4. SpatialRadiusGraph × PointDomain — within-radius neighbours¶
Same point cloud, but the geometry asks “every occurrence within 0.25° of the anchor” instead of “the k nearest”. The neighbourhood size now adapts to the local point density — sparse desert anchors return few neighbours, dense coastal anchors return many.
radius = SpatialRadiusGraph(radius=0.25) # ~28 km at this latitude
neigh_radius = radius.neighborhood(point_domain, anchor=anchor)
fig, ax = plt.subplots(figsize=(8, 7))
ax.scatter(pts[:, 0], pts[:, 1], c="lightgray", s=8, label="all GBIF points")
ax.scatter(
pts[neigh_radius, 0], pts[neigh_radius, 1],
c="C2", s=60, label=f"within r=0.25° (n={len(neigh_radius)})",
)
ax.scatter([anchor[0]], [anchor[1]], c="red", s=180, marker="*", label="anchor")
ax.add_patch(plt.Circle(anchor, 0.25, fill=False, edgecolor="C2", linestyle="--"))

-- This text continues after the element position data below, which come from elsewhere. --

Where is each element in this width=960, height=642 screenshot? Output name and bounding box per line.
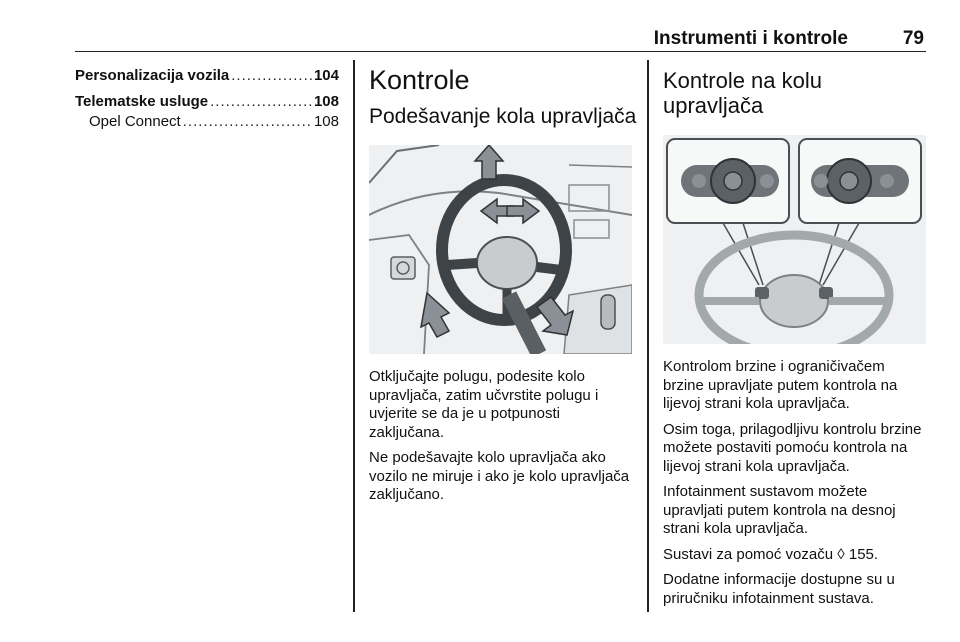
header-title: Instrumenti i kontrole xyxy=(653,28,848,49)
column-divider-1 xyxy=(353,60,355,612)
cross-reference-page[interactable]: 155. xyxy=(848,545,879,563)
table-of-contents xyxy=(75,66,339,138)
page-header xyxy=(75,28,926,52)
toc-entry-page: 108 xyxy=(313,113,339,130)
body-paragraph: Osim toga, prilagodljivu kontrolu brzine možete postaviti pomoću kontrola na lijevoj strani kola upravljača. xyxy=(663,420,922,475)
body-paragraph: Ne podešavajte kolo upravljača ako vozilo ne miruje i ako je kolo upravljača zaključano. xyxy=(369,449,630,503)
column-divider-2 xyxy=(647,60,649,612)
page-number: 79 xyxy=(902,28,924,49)
steering-wheel-adjust-figure xyxy=(369,145,632,354)
toc-leader-dots xyxy=(231,66,312,85)
body-paragraph: Dodatne informacije dostupne su u priručniku infotainment sustava. xyxy=(663,571,895,607)
toc-leader-dots xyxy=(183,112,312,131)
column-steering-controls xyxy=(663,64,928,615)
cross-reference-paragraph xyxy=(663,546,928,565)
toc-entry-label: Personalizacija vozila xyxy=(75,67,230,84)
column-steering-adjust xyxy=(369,64,637,512)
toc-entry-label: Telematske usluge xyxy=(75,93,209,110)
cross-reference-icon: ◊ xyxy=(837,545,845,563)
cross-reference-text: Sustavi za pomoć vozaču xyxy=(663,545,834,563)
body-paragraph: Infotainment sustavom možete upravljati putem kontrola na desnoj strani kola upravljača. xyxy=(663,483,896,537)
toc-subentry[interactable] xyxy=(75,112,339,131)
steering-controls-illustration xyxy=(663,135,926,344)
toc-entry[interactable] xyxy=(75,92,339,111)
subsection-title: Podešavanje kola upravljača xyxy=(369,105,637,128)
toc-entry-page: 108 xyxy=(313,93,339,110)
steering-adjust-illustration xyxy=(369,145,632,354)
toc-entry-label: Opel Connect xyxy=(89,113,181,130)
steering-controls-figure xyxy=(663,135,926,344)
toc-entry[interactable] xyxy=(75,66,339,85)
subsection-title: Kontrole na kolu upravljača xyxy=(663,68,822,118)
toc-entry-page: 104 xyxy=(313,67,339,84)
body-paragraph: Kontrolom brzine i ograničivačem brzine upravljate putem kontrola na lijevoj strani kola upravljača. xyxy=(663,358,898,412)
toc-leader-dots xyxy=(210,92,312,111)
section-title: Kontrole xyxy=(369,65,470,95)
body-paragraph: Otključajte polugu, podesite kolo upravljača, zatim učvrstite polugu i uvjerite se da je u potpunosti zaključana. xyxy=(369,368,599,441)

ax.set_xlabel("longitude")
ax.set_ylabel("latitude")
ax.set_title(f"RadiusGraph(radius=0.25°) — picks up {len(neigh_radius)} nearby occurrences")
ax.legend()
ax.set_aspect("equal")
plt.show()
5. ByIndex aggregation — irregular graph patching¶
When patches don’t form a dense grid (KNN, RadiusGraph, …) the
natural aggregation is SpatialByIndex, which returns a
{anchor: result} dict rather than trying to reconstruct a global
field. We materialise 3 KNN-graph patches anchored at three
different GBIF points.
graph_patcher = SpatialPatcher(
geometry=SpatialKNNGraph(k=5),
sampler=SpatialExplicit(anchors_=[tuple(p) for p in pts[:3]]),
window=SpatialBoxcar(),
aggregation=SpatialByIndex(),
)
# A tiny point-Field adapter so the patcher can pull data per anchor.
class _PointField:
domain = point_domain
def select(self, idx):
return pts[idx]
def with_data(self, x):
return x
patches = list(graph_patcher.split(_PointField()))

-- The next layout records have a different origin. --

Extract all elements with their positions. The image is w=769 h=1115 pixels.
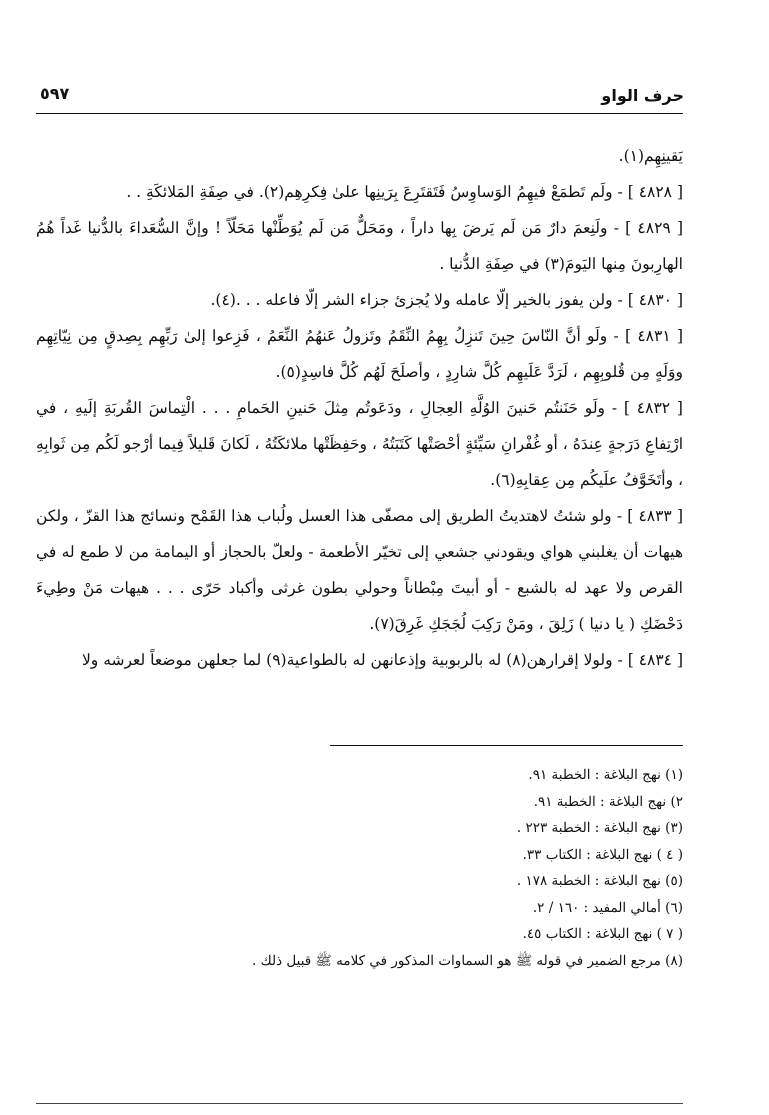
footnote-7: ( ٧ ) نهج البلاغة : الكتاب ٤٥. xyxy=(522,926,683,942)
footnote-5: (٥) نهج البلاغة : الخطبة ١٧٨ . xyxy=(516,873,683,889)
paragraph-4831: [ ٤٨٣١ ] - ولَو أنَّ النّاسَ حِينَ تَنزِلُ بِهِمُ النِّقَمُ وتَزولُ عَنهُمُ النِّعَمُ ، فَزِعوا إلىٰ رَبِّهِم بِصِدقٍ مِن نِيّاتِهِم ووَلَهٍ مِن قُلوبِهِم ، لَرَدَّ عَلَيهِم كُلَّ شارِدٍ ، وأصلَحَ لَهُم كُلَّ فاسِدٍ(٥). xyxy=(36,327,683,381)
footnote-rule xyxy=(330,745,683,746)
bottom-rule xyxy=(36,1103,683,1104)
footnote-8: (٨) مرجع الضمير في قوله ﷺ هو السماوات المذكور في كلامه ﷺ قبيل ذلك . xyxy=(252,952,683,969)
footnote-4: ( ٤ ) نهج البلاغة : الكتاب ٣٣. xyxy=(522,846,683,863)
paragraph-4830: [ ٤٨٣٠ ] - ولن يفوز بالخير إلّا عامله ولا يُجزئ جزاء الشر إلّا فاعله . . .(٤). xyxy=(210,291,683,309)
page-number: ٥٩٧ xyxy=(40,84,70,103)
footnote-2: ٢) نهج البلاغة : الخطبة ٩١. xyxy=(533,793,683,810)
paragraph-4832: [ ٤٨٣٢ ] - ولَو حَنَنتُم حَنينَ الوُلَّهِ العِجالِ ، ودَعَوتُم مِثلَ حَنينِ الحَمامِ . . . الْتِماسَ القُربَةِ إلَيهِ ، في ارْتِفاعِ دَرَجةٍ عِندَهُ ، أو غُفْرانِ سَيِّئةٍ أحْصَتْها كَتَبَتُهُ ، وحَفِظَتْها ملائكَتُهُ ، لَكانَ قَليلاً فِيما أرْجو لَكُم مِن ثَوابِهِ ، وأتَخَوَّفُ علَيكُم مِن عِقابِهِ(٦). xyxy=(36,399,683,489)
body-text xyxy=(36,138,683,678)
footnote-3: (٣) نهج البلاغة : الخطبة ٢٢٣ . xyxy=(516,820,683,836)
paragraph-4833: [ ٤٨٣٣ ] - ولو شئتُ لاهتديتُ الطريق إلى مصفّى هذا العسل ولُباب هذا القَمْح ونسائج هذا القزّ ، ولكن هيهات أن يغلبني هواي ويقودني جشعي إلى تخيّر الأطعمة - ولعلّ بالحجاز أو اليمامة من لا طمع له في القرص ولا عهد له بالشبع - أو أبيتَ مِبْطاناً وحولي بطون غرثى وأكباد حَرّى . . . هيهات مَنْ وطِيءَ دَحْضَكِ ( يا دنيا ) زَلِقَ ، ومَنْ رَكِبَ لُجَجَكِ غَرِقَ(٧). xyxy=(36,507,683,633)
header-rule xyxy=(36,113,683,114)
footnote-1: (١) نهج البلاغة : الخطبة ٩١. xyxy=(528,767,683,783)
paragraph-4828: [ ٤٨٢٨ ] - ولَم تَطمَعْ فيهِمُ الوَساوِسُ فَتَقتَرِعَ بِرَينِها علىٰ فِكرِهِم(٢). في صِفَةِ المَلائكَةِ . . xyxy=(126,183,683,201)
footnote-6: (٦) أمالي المفيد : ١٦٠ / ٢. xyxy=(532,899,683,916)
footnotes xyxy=(36,762,683,974)
paragraph-4834: [ ٤٨٣٤ ] - ولولا إقرارهن(٨) له بالربوبية وإذعانهن له بالطواعية(٩) لما جعلهن موضعاً لعرشه ولا xyxy=(81,651,683,669)
paragraph-4829: [ ٤٨٢٩ ] - ولَنِعمَ دارٌ مَن لَم يَرضَ بِها داراً ، ومَحَلٌّ مَن لَم يُوَطِّنْها مَحَلّاً ! وإنَّ السُّعَداءَ بالدُّنيا غَداً هُمُ الهارِبونَ مِنها اليَومَ(٣) في صِفَةِ الدُّنيا . xyxy=(36,219,683,273)
paragraph-continuation: يَقينِهِم(١). xyxy=(618,147,683,165)
running-title: حرف الواو xyxy=(601,86,684,105)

print(f"materialised {len(patches)} graph patches:")
for p in patches:
anchor_lat, anchor_lon = p.anchor
print(f" anchor=({anchor_lat:6.3f}, {anchor_lon:6.3f}) k-neighbours={len(p.data)}")materialised 3 graph patches:
anchor=(-118.566, 36.486) k-neighbours=5
anchor=(-119.899, 39.290) k-neighbours=5
anchor=(-123.776, 39.372) k-neighbours=5
Recap — when to reach for which geometry¶
| Geometry | Domain | Use it for |
|---|---|---|
SpatialRectangular | RasterDomain | Tiled raster inference — the bread-and-butter case. |
SpatialSphericalCap | GridDomain | Cells on a global lat/lon grid (ERA5, GHCN, climate model output). |
SpatialKNNGraph | PointDomain | “k nearest sensors / observations / waypoints” — fixed neighbourhood size. |
SpatialRadiusGraph | PointDomain | “every record within R” — density-adaptive neighbourhood size. |
SpatialPolygonIntersection | RasterDomain / VectorDomain | Per-polygon zonal stats. |
All five share the same (Domain, anchor) -> indices contract, so
the rest of the SpatialPatcher (sampler / window / aggregation)
stays unchanged when you swap one out.